Spielgefühl: Viticulture

"Die Kunst des Weinbaus" in der Uwe Rosenberg Collection!

ein spielerischer Artikel von Hendrik Breuer - 13.03.2016
Viticulture - Spielaufbau - Foto von Hendrik Breuer

Eigentlich ist es ganz einfach, ein Weingut erfolgreich zu führen: Man muss lediglich Reben pflanzen, Trauben ernten, Weine keltern und sie reifen lassen.

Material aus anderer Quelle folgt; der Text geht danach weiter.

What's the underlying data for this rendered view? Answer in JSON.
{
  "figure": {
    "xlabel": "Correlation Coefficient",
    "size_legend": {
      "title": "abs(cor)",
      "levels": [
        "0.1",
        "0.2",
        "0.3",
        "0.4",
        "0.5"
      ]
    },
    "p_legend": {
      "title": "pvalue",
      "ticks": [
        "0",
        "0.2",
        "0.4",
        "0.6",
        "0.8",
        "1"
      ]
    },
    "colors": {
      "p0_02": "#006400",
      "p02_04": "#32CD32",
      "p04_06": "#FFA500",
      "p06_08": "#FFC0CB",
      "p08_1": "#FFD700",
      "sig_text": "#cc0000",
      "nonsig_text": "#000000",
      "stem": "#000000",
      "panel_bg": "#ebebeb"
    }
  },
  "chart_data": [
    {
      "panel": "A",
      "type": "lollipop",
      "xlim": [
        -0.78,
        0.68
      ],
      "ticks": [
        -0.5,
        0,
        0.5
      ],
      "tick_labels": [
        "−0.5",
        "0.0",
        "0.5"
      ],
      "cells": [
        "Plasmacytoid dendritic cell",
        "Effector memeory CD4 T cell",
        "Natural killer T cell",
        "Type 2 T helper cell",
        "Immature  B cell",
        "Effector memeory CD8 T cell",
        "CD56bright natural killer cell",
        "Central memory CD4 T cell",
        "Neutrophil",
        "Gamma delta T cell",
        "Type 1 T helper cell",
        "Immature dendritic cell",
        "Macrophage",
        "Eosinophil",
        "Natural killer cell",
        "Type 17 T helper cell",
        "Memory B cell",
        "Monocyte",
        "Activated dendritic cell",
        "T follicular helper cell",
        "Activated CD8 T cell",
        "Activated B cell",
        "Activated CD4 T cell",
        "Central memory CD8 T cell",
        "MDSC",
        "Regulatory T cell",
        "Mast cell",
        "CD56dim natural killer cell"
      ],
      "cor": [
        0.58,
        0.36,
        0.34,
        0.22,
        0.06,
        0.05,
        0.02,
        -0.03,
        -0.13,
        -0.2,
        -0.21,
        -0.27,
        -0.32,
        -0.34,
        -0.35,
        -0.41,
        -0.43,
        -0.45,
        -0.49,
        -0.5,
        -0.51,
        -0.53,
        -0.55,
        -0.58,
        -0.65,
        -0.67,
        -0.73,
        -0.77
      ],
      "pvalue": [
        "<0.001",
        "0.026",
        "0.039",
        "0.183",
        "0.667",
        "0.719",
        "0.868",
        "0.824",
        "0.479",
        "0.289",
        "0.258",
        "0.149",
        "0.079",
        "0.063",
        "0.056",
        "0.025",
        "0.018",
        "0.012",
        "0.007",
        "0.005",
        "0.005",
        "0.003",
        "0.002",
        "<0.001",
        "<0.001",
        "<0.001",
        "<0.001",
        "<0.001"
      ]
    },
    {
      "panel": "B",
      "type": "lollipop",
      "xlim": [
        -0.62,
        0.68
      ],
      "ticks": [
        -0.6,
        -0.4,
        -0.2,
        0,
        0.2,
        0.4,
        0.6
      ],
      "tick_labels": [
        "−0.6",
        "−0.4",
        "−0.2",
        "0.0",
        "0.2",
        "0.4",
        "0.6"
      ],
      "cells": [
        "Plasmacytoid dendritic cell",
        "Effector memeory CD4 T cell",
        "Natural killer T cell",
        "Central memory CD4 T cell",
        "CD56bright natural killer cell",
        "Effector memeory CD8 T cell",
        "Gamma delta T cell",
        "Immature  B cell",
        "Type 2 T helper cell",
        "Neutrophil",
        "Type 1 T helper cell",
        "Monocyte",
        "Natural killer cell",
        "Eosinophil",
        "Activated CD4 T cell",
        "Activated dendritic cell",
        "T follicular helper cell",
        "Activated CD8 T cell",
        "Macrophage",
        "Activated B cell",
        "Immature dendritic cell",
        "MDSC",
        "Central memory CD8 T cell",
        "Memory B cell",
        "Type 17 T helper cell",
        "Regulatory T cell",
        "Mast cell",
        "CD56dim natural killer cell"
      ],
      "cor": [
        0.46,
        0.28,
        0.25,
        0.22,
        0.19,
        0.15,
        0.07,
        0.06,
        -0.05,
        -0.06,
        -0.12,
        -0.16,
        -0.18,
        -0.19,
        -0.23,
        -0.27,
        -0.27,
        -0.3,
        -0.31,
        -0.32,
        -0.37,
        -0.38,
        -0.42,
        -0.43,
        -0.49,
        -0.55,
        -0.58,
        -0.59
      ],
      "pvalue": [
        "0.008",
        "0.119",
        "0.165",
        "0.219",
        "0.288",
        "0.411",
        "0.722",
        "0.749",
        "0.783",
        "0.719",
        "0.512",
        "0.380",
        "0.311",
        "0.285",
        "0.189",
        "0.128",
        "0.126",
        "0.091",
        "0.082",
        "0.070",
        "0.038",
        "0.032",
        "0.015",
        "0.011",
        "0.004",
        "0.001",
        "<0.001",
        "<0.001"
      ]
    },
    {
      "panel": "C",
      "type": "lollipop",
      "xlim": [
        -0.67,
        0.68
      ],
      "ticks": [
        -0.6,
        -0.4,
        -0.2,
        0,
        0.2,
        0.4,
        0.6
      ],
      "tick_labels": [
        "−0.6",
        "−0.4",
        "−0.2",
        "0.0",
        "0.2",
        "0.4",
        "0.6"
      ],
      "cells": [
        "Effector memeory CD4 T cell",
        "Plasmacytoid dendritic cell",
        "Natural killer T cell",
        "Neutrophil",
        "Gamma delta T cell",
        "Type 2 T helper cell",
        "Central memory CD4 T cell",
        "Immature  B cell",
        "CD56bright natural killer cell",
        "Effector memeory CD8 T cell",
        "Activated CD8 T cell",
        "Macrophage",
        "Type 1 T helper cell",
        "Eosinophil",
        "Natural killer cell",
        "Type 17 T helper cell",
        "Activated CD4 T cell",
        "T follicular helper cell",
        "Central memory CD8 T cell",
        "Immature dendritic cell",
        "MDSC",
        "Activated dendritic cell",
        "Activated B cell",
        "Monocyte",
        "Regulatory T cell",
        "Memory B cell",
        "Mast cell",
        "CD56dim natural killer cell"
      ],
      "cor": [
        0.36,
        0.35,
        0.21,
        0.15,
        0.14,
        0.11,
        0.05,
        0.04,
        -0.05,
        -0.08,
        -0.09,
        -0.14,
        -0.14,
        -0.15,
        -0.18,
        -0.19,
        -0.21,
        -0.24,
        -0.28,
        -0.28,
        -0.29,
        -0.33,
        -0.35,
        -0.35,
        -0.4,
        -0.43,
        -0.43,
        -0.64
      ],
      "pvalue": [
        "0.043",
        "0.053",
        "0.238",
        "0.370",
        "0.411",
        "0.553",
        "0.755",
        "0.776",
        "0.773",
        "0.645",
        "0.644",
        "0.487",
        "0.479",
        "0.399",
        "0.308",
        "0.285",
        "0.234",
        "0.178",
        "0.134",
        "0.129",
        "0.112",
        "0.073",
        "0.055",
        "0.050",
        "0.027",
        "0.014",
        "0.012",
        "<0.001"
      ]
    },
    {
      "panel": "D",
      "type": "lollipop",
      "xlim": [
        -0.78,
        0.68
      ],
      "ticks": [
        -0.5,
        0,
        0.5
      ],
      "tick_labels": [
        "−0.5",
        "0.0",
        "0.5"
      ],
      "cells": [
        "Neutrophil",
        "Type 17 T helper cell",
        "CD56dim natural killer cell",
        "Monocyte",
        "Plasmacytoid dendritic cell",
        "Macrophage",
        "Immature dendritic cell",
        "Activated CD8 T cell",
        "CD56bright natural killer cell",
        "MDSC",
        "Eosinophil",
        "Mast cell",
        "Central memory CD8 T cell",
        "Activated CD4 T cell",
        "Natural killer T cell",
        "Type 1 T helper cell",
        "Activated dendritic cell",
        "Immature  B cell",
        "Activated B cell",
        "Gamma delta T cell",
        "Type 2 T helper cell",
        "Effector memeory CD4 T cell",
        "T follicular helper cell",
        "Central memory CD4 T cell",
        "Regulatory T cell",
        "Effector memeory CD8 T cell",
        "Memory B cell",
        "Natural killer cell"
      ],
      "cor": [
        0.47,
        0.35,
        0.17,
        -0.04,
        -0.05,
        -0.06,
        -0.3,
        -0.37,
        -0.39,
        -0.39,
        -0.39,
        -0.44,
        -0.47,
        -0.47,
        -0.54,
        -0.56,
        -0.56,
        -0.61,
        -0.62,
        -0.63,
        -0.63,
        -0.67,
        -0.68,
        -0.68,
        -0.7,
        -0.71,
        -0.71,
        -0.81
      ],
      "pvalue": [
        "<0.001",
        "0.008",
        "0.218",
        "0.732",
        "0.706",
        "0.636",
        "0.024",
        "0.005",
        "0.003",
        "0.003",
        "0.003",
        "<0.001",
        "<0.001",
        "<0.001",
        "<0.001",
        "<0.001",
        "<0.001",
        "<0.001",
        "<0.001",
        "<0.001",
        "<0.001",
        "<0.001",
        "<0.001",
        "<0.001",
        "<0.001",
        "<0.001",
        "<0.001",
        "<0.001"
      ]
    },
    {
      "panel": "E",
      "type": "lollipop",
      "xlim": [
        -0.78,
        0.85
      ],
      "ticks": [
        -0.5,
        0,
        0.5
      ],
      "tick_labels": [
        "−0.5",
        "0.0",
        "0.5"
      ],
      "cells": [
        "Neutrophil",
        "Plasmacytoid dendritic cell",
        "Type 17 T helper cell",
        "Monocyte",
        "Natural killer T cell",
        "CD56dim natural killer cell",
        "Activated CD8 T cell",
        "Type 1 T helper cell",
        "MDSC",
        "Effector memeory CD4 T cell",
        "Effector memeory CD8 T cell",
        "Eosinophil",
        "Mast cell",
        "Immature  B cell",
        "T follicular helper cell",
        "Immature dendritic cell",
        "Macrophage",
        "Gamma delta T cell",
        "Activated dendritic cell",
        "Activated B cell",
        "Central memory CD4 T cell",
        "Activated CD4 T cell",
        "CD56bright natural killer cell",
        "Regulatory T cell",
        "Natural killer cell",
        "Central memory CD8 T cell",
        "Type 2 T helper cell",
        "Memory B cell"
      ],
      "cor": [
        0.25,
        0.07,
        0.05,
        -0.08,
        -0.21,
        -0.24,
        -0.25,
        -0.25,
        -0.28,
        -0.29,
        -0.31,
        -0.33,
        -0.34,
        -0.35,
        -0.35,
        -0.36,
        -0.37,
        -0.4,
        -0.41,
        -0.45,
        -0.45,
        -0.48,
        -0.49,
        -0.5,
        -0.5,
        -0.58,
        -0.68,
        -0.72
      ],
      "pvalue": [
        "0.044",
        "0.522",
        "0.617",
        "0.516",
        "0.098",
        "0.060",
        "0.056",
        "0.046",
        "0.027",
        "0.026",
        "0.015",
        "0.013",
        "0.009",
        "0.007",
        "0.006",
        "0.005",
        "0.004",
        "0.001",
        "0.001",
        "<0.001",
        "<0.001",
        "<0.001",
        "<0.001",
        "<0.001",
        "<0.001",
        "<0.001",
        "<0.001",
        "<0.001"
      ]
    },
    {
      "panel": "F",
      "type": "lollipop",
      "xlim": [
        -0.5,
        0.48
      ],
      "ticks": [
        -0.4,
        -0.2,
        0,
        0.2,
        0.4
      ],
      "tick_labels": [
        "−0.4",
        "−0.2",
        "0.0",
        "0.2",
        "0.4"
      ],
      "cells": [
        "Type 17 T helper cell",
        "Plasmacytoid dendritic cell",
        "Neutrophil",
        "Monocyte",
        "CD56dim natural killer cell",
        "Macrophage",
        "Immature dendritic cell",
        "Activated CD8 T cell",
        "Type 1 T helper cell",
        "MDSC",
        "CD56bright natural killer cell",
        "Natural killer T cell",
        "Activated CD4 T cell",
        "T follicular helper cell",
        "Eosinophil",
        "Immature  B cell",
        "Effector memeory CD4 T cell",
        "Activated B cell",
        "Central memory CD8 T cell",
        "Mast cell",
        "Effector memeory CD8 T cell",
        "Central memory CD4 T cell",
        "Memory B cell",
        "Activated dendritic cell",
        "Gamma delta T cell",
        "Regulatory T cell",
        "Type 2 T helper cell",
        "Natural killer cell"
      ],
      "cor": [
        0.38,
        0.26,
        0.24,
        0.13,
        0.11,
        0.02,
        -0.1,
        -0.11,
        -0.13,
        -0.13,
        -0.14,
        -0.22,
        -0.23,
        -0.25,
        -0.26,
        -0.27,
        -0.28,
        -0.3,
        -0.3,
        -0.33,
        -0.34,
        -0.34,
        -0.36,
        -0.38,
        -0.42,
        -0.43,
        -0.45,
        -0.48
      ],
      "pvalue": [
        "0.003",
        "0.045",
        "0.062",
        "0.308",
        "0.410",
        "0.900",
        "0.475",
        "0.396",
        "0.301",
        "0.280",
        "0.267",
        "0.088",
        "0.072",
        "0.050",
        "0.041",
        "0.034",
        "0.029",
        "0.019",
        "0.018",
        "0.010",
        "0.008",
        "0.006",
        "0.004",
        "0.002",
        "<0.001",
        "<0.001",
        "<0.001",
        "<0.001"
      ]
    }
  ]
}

Dann kann man auch schon Flaschen vom Hof weg verkaufen und alles ist in Butter! Das Problem daran: Vor den Erfolg haben die Götter ganz, ganz viel Schweiß gesetzt. Das Prozedere dauert nämlich Jahre, wenn nicht Jahrzehnte. Wein wächst langsam. Außerdem muss so ein Weingut erstmal vernünftig instand gesetzt werden.

Viticulture - ein vorbildliches Arbeiter-Einsetz-Spiel

Der erfahrene Spieler weiß, was das bedeutet: Bei Viticulture werkeln wir mit unseren einsetzbaren Arbeitern mal wieder an verschiedenen Projekten herum und haben - Überraschung - meist nicht genügend Helfer zur Verfügung, um alles planmäßig zu schaffen. In den ersten Jahren geht’s vor allem darum, das alte Weingut wieder aufzubauen, ein paar Reben zu pflanzen und recht popelige Trauben zu ernten. Vielleicht wird aus denen ja irgendwann mal ein großartiger Wein … Und tatsächlich, nach ein paar (Spiel-) Jahren können wir auf einmal wirklich guten Wein herstellen, Besucher auf unserem Gut begrüßen und denen die tollsten Bestellungen erfüllen, Rosé und Champagner selbstverständlich inklusive!

Viticulture - aus der Toskana direkt auf unseren Spieletisch!

Viticulture - kommende deutsche Fassung - Foto von Feuerland Spiele

Viticulture transportiert das Thema Weinbau perfekt von der Toskana auf unseren Spieletisch. Ach, wären doch nur mehr „Kennerspiele“ thematisch und mechanisch so logisch aufgebaut! Den spielentscheidenden Kreislauf "pflanzen-ernten-keltern-lagern-verkaufen" verlieren wir nie aus den Augen. Wir verzetteln uns auch nicht im Klein-Klein. Ja, wir können zwei, drei weniger nützliche Gebäude errichten und vielleicht ein paar Karten zu viel sammeln, im Großen und Ganzen geht’s aber immer voran; am Anfang langsam und stetig und gegen Ende ziemlich zügig. Wichtig ist: Nach jedem Jahr steht unser Weingut ein bisschen besser da und wir sind unserem Ziel, Wein zu verkaufen, etwas näher gekommen. Das ist äußerst befriedigend.

Autor mit eigener Collection

Viticulture hat uns voll überzeugt (ohne es bislang zu fünft oder sechst gespielt zu haben). Das Spiel hat was von „Agricola light“. Obwohl man deutlich weniger Auswahlmöglichkeiten hat und vom Material nicht erschlagen wird, ist das Spielgefühl ähnlich. Es ist also kein Wunder, dass Agricola-Autor Uwe Rosenberg das Spiel über seinen Verlag Feuerland Spiele endlich auch auf Deutsch herausbringt. Es ist das erste Spiel in einer neuen „Uwe Rosenberg Collection“ mit Spielen, die der Autor seinen Fans empfiehlt.

Anmerkung: Dieser Text bezieht sich auf die zweite englische Auflage von Viticulture, die wir getestet haben. Die deutsche Ausgabe wurde von Rosenberg noch einmal leicht überarbeitet und mit Elementen aus der englischen Tuscany-Erweiterung ergänzt. Ich gehe mal davon aus, dass das Spiel dadurch noch runder geworden ist.